Me tocó como jurado en la última edición del Bafici (y con enorme satisfacción) premiar a Sean eternxs (2022), a esta altura, un hermoso compendio de razones líricas. No es la poesía forzada ni manipulada en pos de un reconocimiento para quien hace bien los deberes mostrando la pobreza. Perrone habla, vive y siente el cine con pasión y con honestidad. Sus pibes en pantalla son mostrados en función de la belleza que nos pueden dar y no de la miseria que muchos querrían explotar. Hay allí energía viva de rituales colectivos y una voluntad por ubicarlos más allá de cualquier proyecto de homogeneización cultural vampírico. En esto, Perrone vuelve una vez más a Pasolini: esculpe con la cámara. Y además, se hace cargo de una tradición pictórica que elude la pose y se integra a la realidad plástica de las imágenes que crea.  Una maravilla de la habrá que seguir escribiendo.


Ennio, el maestro
 (Giuseppe Tornatore)

Puede que sea un documental dentro de los carriles convencionales de enunciación, pero a quién le puede importar eso si el que habla es Ennio Morricone. Tornatore se basa en el libro En busca de aquel sonidoMi músicami vida, una serie de entrevistas que el maestro sostuvo con su discípulo y confidente, el también compositor Alessandro de Rosa. Además del recorrido cinematográfico impresionante, está la faceta menos conocida de Morricone, que completa su genial espectro como compositor y una vida llena de historias para contar. Placer absoluto.

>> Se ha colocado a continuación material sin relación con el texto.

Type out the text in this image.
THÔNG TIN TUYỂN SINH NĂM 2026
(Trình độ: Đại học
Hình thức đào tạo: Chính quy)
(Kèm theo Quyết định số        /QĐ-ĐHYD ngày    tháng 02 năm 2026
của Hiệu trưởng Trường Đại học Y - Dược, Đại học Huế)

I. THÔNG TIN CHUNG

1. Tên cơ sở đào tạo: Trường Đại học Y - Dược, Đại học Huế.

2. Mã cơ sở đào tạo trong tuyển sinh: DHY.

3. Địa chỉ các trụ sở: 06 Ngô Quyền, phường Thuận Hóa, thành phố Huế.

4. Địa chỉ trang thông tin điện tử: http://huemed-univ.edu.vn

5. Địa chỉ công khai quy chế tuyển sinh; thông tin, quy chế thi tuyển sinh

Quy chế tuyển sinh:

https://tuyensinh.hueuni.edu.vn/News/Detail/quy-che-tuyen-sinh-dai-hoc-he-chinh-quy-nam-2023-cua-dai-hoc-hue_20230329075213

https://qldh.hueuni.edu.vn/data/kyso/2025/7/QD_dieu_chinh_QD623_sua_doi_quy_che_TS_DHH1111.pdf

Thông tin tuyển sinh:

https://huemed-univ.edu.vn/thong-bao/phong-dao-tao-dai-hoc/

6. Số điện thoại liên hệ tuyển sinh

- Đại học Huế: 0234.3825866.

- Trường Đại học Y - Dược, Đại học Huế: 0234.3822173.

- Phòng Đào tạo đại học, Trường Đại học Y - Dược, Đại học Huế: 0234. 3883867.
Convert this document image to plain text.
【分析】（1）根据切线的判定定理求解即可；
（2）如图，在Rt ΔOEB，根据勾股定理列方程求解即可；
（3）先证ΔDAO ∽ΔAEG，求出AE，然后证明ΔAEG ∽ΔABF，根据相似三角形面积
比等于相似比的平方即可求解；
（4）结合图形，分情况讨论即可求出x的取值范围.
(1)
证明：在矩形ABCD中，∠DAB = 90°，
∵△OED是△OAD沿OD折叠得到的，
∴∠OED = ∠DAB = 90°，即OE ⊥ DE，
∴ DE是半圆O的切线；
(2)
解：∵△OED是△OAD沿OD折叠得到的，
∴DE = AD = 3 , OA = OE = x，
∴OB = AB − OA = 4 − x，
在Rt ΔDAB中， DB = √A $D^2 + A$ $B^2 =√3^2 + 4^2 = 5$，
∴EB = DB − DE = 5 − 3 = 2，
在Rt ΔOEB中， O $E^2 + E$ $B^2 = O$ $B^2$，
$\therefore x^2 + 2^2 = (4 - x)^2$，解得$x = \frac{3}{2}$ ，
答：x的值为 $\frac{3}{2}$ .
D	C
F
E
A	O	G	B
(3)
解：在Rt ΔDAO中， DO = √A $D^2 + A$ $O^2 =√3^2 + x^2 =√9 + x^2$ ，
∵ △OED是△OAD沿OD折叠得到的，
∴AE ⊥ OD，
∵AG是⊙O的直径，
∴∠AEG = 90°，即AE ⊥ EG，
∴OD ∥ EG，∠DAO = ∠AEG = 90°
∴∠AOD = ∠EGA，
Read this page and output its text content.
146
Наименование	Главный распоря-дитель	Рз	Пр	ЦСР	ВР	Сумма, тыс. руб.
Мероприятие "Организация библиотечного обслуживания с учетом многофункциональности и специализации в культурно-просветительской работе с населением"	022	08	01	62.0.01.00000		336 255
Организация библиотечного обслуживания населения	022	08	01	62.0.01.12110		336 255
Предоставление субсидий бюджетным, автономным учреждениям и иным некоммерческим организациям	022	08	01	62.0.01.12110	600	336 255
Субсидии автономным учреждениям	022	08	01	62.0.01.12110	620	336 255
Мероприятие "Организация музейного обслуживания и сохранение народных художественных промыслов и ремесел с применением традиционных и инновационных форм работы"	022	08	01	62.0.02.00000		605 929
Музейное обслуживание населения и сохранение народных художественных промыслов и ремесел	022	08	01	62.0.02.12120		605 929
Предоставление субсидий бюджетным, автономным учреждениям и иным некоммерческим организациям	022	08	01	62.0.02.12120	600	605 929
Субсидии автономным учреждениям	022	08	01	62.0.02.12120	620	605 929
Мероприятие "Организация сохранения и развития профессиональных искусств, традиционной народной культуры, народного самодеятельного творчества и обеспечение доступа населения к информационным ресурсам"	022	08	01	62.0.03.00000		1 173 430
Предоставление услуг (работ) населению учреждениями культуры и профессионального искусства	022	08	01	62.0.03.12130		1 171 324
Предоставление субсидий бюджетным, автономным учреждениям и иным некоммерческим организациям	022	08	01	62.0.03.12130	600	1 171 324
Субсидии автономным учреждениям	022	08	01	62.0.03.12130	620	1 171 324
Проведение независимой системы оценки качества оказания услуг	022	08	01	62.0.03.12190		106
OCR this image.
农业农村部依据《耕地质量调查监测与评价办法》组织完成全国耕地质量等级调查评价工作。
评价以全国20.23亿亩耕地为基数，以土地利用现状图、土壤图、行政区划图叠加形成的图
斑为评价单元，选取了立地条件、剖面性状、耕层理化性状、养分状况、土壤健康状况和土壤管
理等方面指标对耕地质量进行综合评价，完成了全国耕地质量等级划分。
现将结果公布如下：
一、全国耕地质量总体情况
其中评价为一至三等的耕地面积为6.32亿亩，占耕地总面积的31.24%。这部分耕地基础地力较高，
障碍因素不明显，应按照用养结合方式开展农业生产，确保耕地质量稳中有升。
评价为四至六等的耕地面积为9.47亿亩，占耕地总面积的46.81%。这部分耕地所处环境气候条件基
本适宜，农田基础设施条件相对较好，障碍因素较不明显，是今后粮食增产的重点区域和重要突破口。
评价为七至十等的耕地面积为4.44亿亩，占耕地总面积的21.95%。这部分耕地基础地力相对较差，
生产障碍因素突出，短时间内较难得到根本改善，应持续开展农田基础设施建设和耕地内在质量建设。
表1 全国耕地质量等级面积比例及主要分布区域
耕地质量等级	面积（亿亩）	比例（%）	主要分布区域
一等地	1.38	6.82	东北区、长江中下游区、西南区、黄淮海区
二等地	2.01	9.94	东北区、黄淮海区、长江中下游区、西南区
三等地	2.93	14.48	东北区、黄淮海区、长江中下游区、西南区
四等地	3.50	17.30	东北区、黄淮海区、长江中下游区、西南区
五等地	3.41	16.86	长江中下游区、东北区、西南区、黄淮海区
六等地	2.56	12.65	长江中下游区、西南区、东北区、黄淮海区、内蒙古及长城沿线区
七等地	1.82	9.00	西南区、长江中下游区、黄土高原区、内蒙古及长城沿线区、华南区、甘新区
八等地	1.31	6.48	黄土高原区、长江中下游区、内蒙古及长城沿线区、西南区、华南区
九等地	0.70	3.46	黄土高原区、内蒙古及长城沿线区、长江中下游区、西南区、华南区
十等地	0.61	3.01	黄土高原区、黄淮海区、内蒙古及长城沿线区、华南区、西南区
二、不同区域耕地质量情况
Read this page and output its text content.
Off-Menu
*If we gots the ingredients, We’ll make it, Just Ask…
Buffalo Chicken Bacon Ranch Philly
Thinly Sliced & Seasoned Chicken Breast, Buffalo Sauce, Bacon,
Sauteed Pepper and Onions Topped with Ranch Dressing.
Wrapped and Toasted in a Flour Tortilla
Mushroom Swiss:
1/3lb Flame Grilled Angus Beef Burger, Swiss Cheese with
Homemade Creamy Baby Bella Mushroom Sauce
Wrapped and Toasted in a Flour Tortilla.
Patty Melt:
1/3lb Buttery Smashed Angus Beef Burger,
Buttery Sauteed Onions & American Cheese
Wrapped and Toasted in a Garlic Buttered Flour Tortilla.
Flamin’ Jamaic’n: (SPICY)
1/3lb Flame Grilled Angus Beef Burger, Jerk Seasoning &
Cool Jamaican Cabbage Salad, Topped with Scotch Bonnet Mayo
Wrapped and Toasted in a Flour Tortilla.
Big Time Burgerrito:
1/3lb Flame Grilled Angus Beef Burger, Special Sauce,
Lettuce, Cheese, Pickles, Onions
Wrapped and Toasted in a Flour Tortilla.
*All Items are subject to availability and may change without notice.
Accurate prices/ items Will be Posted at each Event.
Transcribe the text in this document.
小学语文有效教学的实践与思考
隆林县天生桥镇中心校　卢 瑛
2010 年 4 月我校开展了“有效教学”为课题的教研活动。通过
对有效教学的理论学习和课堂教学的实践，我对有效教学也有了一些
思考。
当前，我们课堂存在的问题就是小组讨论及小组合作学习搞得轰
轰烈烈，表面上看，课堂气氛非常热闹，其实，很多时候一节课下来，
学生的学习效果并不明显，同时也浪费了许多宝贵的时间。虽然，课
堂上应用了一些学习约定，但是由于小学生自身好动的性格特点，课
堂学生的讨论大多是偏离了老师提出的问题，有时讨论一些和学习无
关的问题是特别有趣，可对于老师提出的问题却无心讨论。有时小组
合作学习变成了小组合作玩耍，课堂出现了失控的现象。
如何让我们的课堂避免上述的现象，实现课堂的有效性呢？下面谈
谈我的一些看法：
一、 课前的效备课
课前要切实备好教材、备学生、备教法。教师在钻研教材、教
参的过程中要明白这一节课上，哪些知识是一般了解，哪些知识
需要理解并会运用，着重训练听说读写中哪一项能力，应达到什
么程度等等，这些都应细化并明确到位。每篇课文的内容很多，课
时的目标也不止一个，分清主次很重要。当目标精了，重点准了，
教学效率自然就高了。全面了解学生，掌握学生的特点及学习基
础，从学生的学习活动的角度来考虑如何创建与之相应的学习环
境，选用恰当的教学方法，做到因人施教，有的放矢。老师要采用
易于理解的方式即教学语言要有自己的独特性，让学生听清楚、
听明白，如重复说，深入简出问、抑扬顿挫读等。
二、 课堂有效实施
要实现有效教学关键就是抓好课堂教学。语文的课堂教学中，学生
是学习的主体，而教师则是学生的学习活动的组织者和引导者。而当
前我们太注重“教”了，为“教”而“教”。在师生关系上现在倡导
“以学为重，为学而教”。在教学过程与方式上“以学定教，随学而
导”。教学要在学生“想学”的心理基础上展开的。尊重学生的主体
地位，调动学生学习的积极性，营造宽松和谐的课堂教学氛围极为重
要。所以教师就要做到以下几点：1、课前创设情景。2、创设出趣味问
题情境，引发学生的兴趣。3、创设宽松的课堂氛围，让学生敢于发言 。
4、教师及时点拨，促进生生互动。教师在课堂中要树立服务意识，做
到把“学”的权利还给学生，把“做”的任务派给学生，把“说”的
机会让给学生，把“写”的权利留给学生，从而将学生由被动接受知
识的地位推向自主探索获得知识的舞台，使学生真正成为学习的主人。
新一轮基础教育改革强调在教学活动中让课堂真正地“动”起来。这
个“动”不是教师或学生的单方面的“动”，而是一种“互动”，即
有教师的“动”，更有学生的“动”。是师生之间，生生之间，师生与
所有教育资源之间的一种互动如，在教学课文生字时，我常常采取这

Náufrago (Martín Farina & Willy Villalobos)

Ahora, ¿de qué va este viaje? ¿Es una sesión de hipnosis? Una voz en off (la de Villalobos) nos habla con el tono propio de un estado de trance mientras las imágenes dan cuenta de un barco que zarpa en medio de una tormenta. La parte visual es alucinante e incluye detalles de sonidos que me remiten a lo que Bergman logró en el inicio de Persona (1966) y que el buen sistema de audio de la sala permite apreciar. En materia discursiva, las palabras van recogiendo fragmentos de la memoria entrecortadamente. Del mismo modo que las olas dejan restos en la orilla del mar, pescamos los signos de esos recuerdos sueltos: Perón, Evita, Isabel, la militancia, los compañeros, las detenciones, la tortura, el exilio Néstor, y el presente en Cabo Polonio, Uruguay. Pareciera que no hay otra forma de exorcizar el dolor que no sea a partir del estado hipnótico. Y del mismo modo que las palabras evitan caer en la cárcel de la transparencia referencial, las imágenes construyen su propio itinerario fotográfico, enlazadas, mancomunadas en el mismo misterio. Son unos sesenta minutos de impacto emocional y de hermoso desconcierto. Si, justamente como se escucha, lo propio se vuelve extraño, ese desdoblamiento de raigambre chamánica logra encontrar una voz posible, capaz de lidiar con los fantasmas del pasado. No parece fácil, como tampoco lo es congeniar con esas tormentas de arena, con las inclemencias climáticas en un refugio casero, de espaldas al mundanal ruido de la llamada civilización. La naturaleza cobija, pero también obliga a devolver.

Licorice Pizza (Paul Thomas Anderson)

Y si hablamos de intuiciones, hay también en varios planos de Licorice Pizza, de incertidumbre luminosa, una intuición que gobierna los actos antes que la razón.  Son aquellos en los cuales los personajes parecen estar trabajando compulsivamente o corriendo para deshacer alguna herida profunda y oscura. Y en el medio de una historia de indecisiones y postergaciones del beso final, se interponen los objetos de consumo (desde colchones a máquinas de flipper), sustitutos temporarios del deseo. Porque si hay algo que marca a fuego varias películas de Anderson es el modo en que el consumismo determina hábitos y compulsiones. Como Barry en Punch Drunk Love, quien es capaz de ir a una isla lejana por Lena, Gary y Alana, desde la magistral primera escena, buscarán una serie de obstáculos materiales y emocionales para llegar a destino. Y como en El hilo fantasma, una vez establecidas las reglas de juego, lo que resta es jugar, asumiendo los peligros incluidos. Solo que en Licorice Pizza hay una alegría de primera mano ausente en las películas anteriores, más afectadas por cuestiones morales. No obstante, si bien la historia se ajusta erráticamente a la estructura de la comedia romántica. Pero es solo un eslabón de sus muchas desviaciones. Anderson necesita esa estructura para que el espectador se sienta cómodo, para darle un sentido de dirección y orientación narrativa que, progresivamente, dará lugar a las partes antes que al todo. Y esa es su mejor intuición como cineasta: el goce pleno de cada momento antes que el resultado empaquetado.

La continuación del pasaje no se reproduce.